Fast vier Stunden hat der Vorsitzende Richter am 11. Juli 2018 das Urteil verkündet. Je länger Götzl redete, desto nervöser wurden die Angehörigen­. Ismail Yozgat aus Kassel, der seinen 20 Jahre alten Sohn sterbend in den Armen gehalten hatte, sprang irgendwann auf und rief verzweifelt nach Allah. Richter Götzl ermahnte ihn zur Ordnung.
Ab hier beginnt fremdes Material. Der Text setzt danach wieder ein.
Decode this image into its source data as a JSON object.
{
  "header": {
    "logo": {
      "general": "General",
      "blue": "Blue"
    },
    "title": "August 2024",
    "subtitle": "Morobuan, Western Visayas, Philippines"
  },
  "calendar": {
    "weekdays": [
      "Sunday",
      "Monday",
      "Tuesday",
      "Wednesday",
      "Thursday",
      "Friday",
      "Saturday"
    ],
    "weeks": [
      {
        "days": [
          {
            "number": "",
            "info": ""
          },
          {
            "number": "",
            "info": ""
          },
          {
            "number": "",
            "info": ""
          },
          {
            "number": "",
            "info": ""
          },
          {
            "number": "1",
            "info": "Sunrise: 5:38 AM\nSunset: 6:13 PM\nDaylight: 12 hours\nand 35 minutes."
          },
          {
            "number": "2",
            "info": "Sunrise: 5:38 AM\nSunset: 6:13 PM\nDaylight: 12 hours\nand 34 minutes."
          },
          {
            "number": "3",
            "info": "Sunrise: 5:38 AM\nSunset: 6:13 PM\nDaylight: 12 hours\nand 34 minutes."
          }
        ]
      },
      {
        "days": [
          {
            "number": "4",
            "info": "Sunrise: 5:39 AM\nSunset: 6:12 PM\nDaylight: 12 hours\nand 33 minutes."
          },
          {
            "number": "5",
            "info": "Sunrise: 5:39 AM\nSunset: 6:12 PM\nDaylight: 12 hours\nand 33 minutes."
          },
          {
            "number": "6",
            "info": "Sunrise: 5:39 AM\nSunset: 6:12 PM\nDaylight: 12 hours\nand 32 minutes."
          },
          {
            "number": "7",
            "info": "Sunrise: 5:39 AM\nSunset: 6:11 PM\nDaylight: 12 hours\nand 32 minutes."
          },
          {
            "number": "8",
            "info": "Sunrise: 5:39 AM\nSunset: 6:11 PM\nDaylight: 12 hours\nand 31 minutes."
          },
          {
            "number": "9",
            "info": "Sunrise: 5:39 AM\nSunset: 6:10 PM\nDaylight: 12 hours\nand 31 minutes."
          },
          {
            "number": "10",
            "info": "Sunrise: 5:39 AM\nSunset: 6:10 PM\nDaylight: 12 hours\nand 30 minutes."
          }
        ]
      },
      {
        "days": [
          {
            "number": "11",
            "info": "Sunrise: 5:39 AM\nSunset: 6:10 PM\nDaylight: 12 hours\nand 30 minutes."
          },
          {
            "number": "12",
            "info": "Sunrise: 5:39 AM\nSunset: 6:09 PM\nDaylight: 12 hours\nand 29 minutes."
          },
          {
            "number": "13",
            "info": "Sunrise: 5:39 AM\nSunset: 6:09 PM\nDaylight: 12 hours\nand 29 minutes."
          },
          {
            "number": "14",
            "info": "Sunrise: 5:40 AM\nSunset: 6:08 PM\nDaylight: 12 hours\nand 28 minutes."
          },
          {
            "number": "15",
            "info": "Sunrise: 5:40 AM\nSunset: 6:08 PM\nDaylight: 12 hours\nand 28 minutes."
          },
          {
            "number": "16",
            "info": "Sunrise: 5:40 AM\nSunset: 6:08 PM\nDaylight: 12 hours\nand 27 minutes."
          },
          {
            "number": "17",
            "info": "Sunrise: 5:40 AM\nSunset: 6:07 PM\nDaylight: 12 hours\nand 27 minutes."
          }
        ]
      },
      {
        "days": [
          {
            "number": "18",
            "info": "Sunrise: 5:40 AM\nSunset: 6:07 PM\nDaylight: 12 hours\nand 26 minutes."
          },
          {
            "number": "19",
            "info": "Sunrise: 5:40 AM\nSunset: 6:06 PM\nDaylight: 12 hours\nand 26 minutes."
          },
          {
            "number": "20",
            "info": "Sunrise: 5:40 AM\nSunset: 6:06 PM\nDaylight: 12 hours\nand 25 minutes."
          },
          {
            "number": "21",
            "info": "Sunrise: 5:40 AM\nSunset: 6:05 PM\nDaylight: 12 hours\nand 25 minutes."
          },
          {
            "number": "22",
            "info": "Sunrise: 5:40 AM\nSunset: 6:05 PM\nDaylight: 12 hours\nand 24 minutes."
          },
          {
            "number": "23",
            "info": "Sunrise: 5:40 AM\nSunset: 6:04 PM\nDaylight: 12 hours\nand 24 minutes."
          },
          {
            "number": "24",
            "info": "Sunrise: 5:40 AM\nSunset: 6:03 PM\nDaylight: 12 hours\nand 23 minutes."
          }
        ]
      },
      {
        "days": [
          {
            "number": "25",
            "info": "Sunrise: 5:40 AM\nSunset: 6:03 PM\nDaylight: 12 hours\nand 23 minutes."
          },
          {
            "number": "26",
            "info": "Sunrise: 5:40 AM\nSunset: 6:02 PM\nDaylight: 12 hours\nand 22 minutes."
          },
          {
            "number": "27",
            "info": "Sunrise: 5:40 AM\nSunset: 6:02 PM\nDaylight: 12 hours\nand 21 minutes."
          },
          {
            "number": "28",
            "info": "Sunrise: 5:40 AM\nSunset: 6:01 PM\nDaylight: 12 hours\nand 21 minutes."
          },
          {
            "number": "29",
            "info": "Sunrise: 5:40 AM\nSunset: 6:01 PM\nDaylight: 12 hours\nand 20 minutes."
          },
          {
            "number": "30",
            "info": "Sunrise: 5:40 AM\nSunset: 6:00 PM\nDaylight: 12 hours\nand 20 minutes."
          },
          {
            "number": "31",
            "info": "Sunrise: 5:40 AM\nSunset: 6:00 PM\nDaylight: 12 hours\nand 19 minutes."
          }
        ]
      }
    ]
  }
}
Er wolle jetzt in Ruhe das Urteil verkünden.

Die Familien beruhigten sich nach dem Urteil gegenseitig: Wenigstens habe Zschäpe die volle Härte des Rechtsstaates getroffen, Lebenslang mit besonderer Schwere der Schuld. Was den meisten erst später klar wurde: Das war es dann auch. Von der Justiz haben sie nach diesem Urteil keine weitere Aufklärung mehr zu erwarten. Der Urteilstenor hat die Ermittlungen gegen das Umfeld des NSU nahezu aussichtslos gemacht. Gegen neun Verdächtige führt die Bundesanwaltschaft noch Ermittlungsverfahren, darunter gegen die beste Freundin von Zschäpe, Susann Eminger. Sie ist die Ehefrau von André Eminger, der so glimpflich davon kam. Das Gericht glaubte ihm, dass er über die Morde des NSU nicht Bescheid wusste. Wenn aber selbst der engste Vertraute des NSU vom Gericht als unwissend erachtet wird, dann hat auch seine Frau nichts mehr zu befürchten, geschweige denn die anderen acht Beschuldigten.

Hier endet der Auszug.